In Poland, no one was interested in a scientific explanation of the phenomenon. Some scoffed, others believed in something supernatural. At the same time, news kept coming from abroad, where stocholomancy had already taken the form of a religion called spiritism. Its founder was the French scientist Allan Kardec, or rather Hippolyte Rivail. Kardec held that there was a thinking factor in every human being. In short, it was the soul, which separates from the body after death to be reborn in another being through reincarnation. However, before merging with the new body, the soul could communicate with the living. For this it needed a medium. This view quickly gained a large number of followers. In 1878, there were 14 million spiritisms in the United States. The number of mediums was estimated at 35.000.
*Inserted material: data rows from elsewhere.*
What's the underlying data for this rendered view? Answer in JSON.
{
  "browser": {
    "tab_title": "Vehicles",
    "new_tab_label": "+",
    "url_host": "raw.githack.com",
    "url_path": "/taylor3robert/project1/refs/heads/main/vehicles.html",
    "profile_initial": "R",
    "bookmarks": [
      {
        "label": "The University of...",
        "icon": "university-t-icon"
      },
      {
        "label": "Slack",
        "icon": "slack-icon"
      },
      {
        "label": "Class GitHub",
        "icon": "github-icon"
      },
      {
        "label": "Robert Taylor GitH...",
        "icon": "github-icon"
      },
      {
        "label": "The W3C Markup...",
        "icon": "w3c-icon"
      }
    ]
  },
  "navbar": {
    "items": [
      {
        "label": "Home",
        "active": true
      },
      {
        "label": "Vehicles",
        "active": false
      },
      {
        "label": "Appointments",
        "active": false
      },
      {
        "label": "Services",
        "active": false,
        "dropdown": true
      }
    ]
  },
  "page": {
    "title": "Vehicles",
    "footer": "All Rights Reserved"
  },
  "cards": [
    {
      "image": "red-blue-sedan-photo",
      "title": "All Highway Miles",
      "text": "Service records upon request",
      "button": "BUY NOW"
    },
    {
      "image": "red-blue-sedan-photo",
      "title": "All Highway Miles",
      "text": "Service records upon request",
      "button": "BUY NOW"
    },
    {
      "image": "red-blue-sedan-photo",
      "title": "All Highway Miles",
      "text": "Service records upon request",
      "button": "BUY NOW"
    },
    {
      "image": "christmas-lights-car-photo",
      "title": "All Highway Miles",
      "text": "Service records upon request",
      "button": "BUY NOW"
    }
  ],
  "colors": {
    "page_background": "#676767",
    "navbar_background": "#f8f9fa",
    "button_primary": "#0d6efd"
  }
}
The researches of English scientists were viewed with scepticism even in their home country. In 1867, the Dialectical Society was founded in London to re-examine all unexplained phenomena, including spiritist table seances. The methodology of scientific research was strictly applied. Experiments were carried out under controlled conditions and records and comparisons were made.
It soon became clear that the conclusions of Briard, Carpenter and Faraday did not explain everything. For example, how young Miss Chekhov moved heavy furniture. Yes, in many cases the table dances were provoked by the participants in the spiritism séances themselves. It turned out that scientists had overlooked observations that they could not explain with their theories.
One such phenomenon was a spiritism séance held in London in which the participants stood in a circle, but did not touch the table. They were separated from the table by a row of chairs about a metre apart. However, the table was moving. No one could answer the question of what caused these phenomena. It was not proven, but it was undeniable that something was happening that scientific theories could not explain.
After almost two years of research, the committee submitted its report to the leadership of the Dialectical Society. But even this report met with criticism from sceptics. Much of the scientific world continued to scoff at unexplained phenomena. Predictably, only a few researchers dared to tackle the new field.